To correct a dutch roll motion you should apply one firm ,not big,correction to the aileron controlling the upcoming wing.(in and out,don't keep it).Then again,if necessary. It is not advised to use rudder to correct dutch roll,the roll is much visible than the yaw,so easier to correct.
And I guess you were correct,maybe an aditional efect on the swept upcoming wing by the yaw motion,not only that it travels faster,but also modifies the angle to the airflow,resulting lift..
brgds...

chornedsnorkack
6th Mar 2006, 08:33
Letīs look at the sequence starting from roll.

1) Airplane rolls. When not stalled, it has roll stability - one wing dropping has higher angle of attack, more lift - that stops the fall of the wing. But does not yet reverse it - a rapidly rising wing would lose angle of attack and therefore lift.

2) With airplane banked, part of the lift works sidewards - the plane starts yawing in the turn

3) Yawing means the outer, upper wing has higher airspeed than the inner and lower wing. Not sure about how the angles of attack compare... anyway, this may mean more lift on the upper wing, causing overbanking tendency, which would mean spiral instability and drive the plane into a graveyard spiral.

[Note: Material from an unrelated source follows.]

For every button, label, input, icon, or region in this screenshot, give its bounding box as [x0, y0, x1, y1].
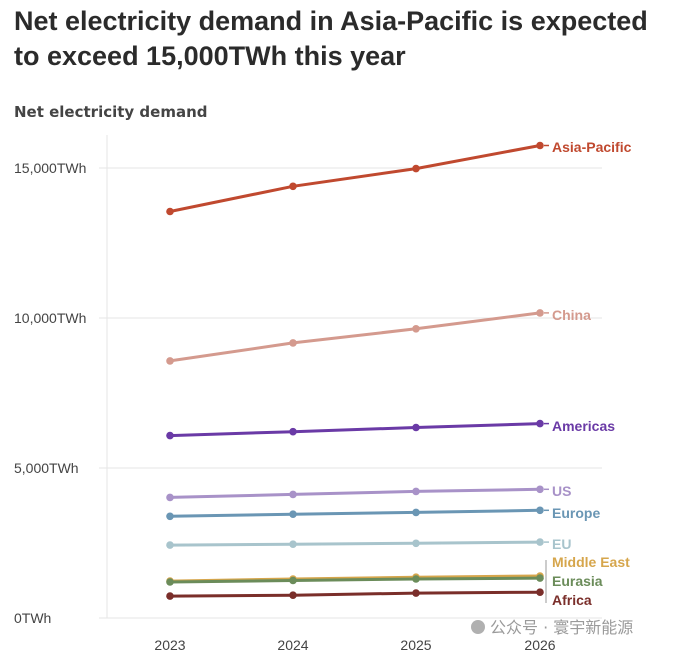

Now, what exactly will the fin and wing dihedral do to stop the spiral dive and return the plane - perhaps into a Dutch roll?

nugpot
6th Mar 2006, 09:12
From http://www.centennialofflight.gov/essay/Theories_of_Flight/Stability_II/TH27.htm
Dutch roll is a motion exhibiting characteristics of both directional divergence and spiral divergence. The lateral stability is strong, whereas the directional stability is weak. If a sideslip disturbance occurs, as the airplane yaws in one direction, the airplane rolls away in a countermotion. The airplane wags its tail from side to side.
You can also read: http://en.wikipedia.org/wiki/Dutch_roll
It is short and sweet.
For the true aerodynamic explanation, go here: http://www.av8n.com/how/htm/equilib.html

rhovsquared
6th Mar 2006, 14:44
All airplanes roll coincident with yaw, because as you stated the outer wing is accelerated, gains lift, and the innerwing slowed down, losing lift. With a swept wing this is worse because the effective aspect ratio changes and the outer wing becomes less swept and the inner wing more swept, further degading oscillatory stability. the solution is a big tail fin, but this can really degrade your spiral qualities (under banking, neutral or over banking qualities) because the large fin wants to continuosly "coordinate" the steepening turn and therefore send you into a spiral dive, past a 25-30 deg bank angle. However, some aircraft with large fins have both decent spiral qualities and no dutch roll... but only Boeing knows how they've accomplished that with those particular beast ;). Generally, dutch roll is worse at high speed and high altitudes though not always (US Air Boeing 737 accident after yaw damper failure and a few more), however LONG TERM spiral stability is ususally improved at high altitude, high Mach number flight ironically because of the degraded tail effectiveness; these two stabilities are a tradeoff of one another... and both can lead to a nasty dive into the terra firma.

Hachiouji-shi
20th Mar 2006, 12:11
I have anyother version of this

the aircraft is yawed intentionally or unintentionally then it rolls. what causes it to roll the other way next? simply because the fin will experience a side force ( vector on the same side as the first roll's inner wing ) then tends to right the aircraft then it all starts all over again.